Le RRFDC tend la main aux répondants enquêtes qui ont demandé de l’aide. La société communautaire à but non lucratif axée sur les membres améliore la base commerciale et industrielle du district en aidant à des opportunités de marketing, à la facilitation des subventions, aux références de partenariat, à l’introduction municipale et à des investissements directs occasionnels par le biais de prêts.
RRFDC est soutenu par Fednor et Industry Canada dans le cadre du programme Futures Community. Fednor et Futures Community Futures Ontario préparent des ressources tarifaires pour aider les entreprises à transmettre ou à se développer à de nouveaux marchés.
RRFDC fournit également des services de conseil et d’information commerciales.
« Nous avons un conseiller commercial dans le bureau qui est formé pour garder les tarifs, les douanes, les nouvelles, ce qui se passe et quand il prend effet », a déclaré Halvorsen Smith.
Halvorsen Smith a déclaré que le district se préparait pour les tensions d’impact entre les États-Unis et le Canada au cours de la prochaine saison touristique.
Les stations touristiques et autres sites du district comptent traditionnellement sur les vacanciers des États-Unis qui traversent la frontière pour la chasse et la pêche.
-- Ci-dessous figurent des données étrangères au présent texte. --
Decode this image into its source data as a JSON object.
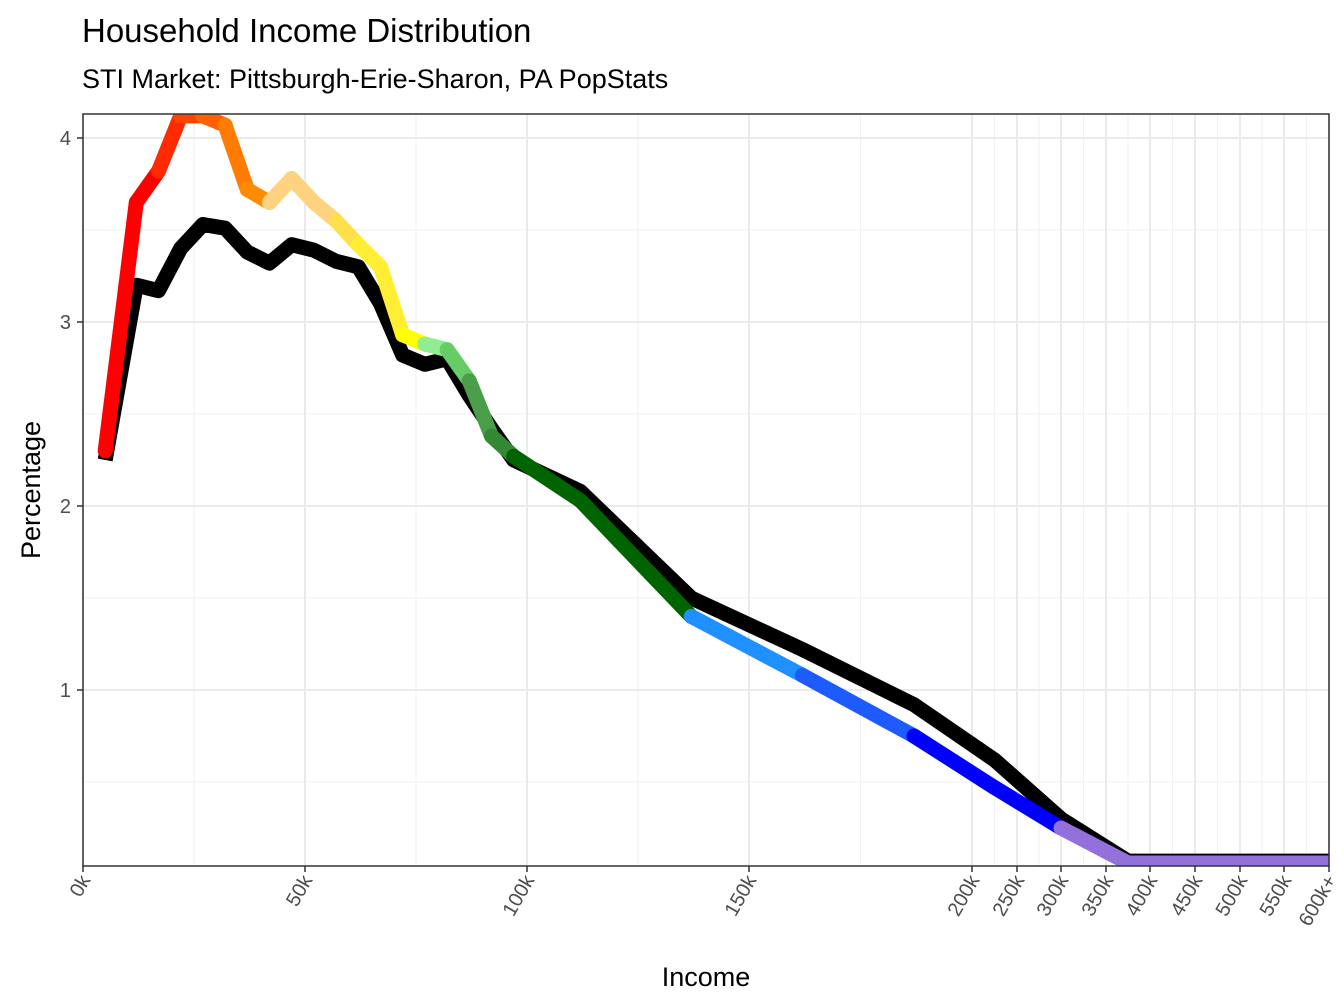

L’ouvreur de pêche, qui lance la saison des touristes d’été, est toujours dans un mois.
«Les gens ici changent leurs plans de vacances maintenant», a déclaré Halvorsen Smith. «Mais nous n’avons pas vu quel effet cela aura sur le tourisme à venir vers le nord.
«Nous aimons nos touristes américains, et nos villes sont assez occupées en été. Je déteste voir ça aller, et j’espère que ce n’est pas le cas.»
Ces dernières années, les stations touristiques de la région ont subi un certain nombre de défis, notamment des restrictions pendant la pandémie, suivie d’une année d’inondations importantes, a déclaré Halvorsen Smith.
En plus d’être une pression sur les entreprises locales, des tarifs accrus et moins de perméabilité à la frontière ont également fait pression sur les résidents locaux et les relations internationales de toutes sortes.
«Ce sont nos villes sœurs et nous travaillons bien ensemble», a déclaré Halvorsen Smith. «Nous avons toujours soutenu les entreprises locales, même si ce ne sont pas des marchés canadiens, car ce sont nos amis et nos familles là-bas. Nous ne le considérons pas comme un tout autre pays; nous les considérons comme nos amis de l’autre côté des chutes.»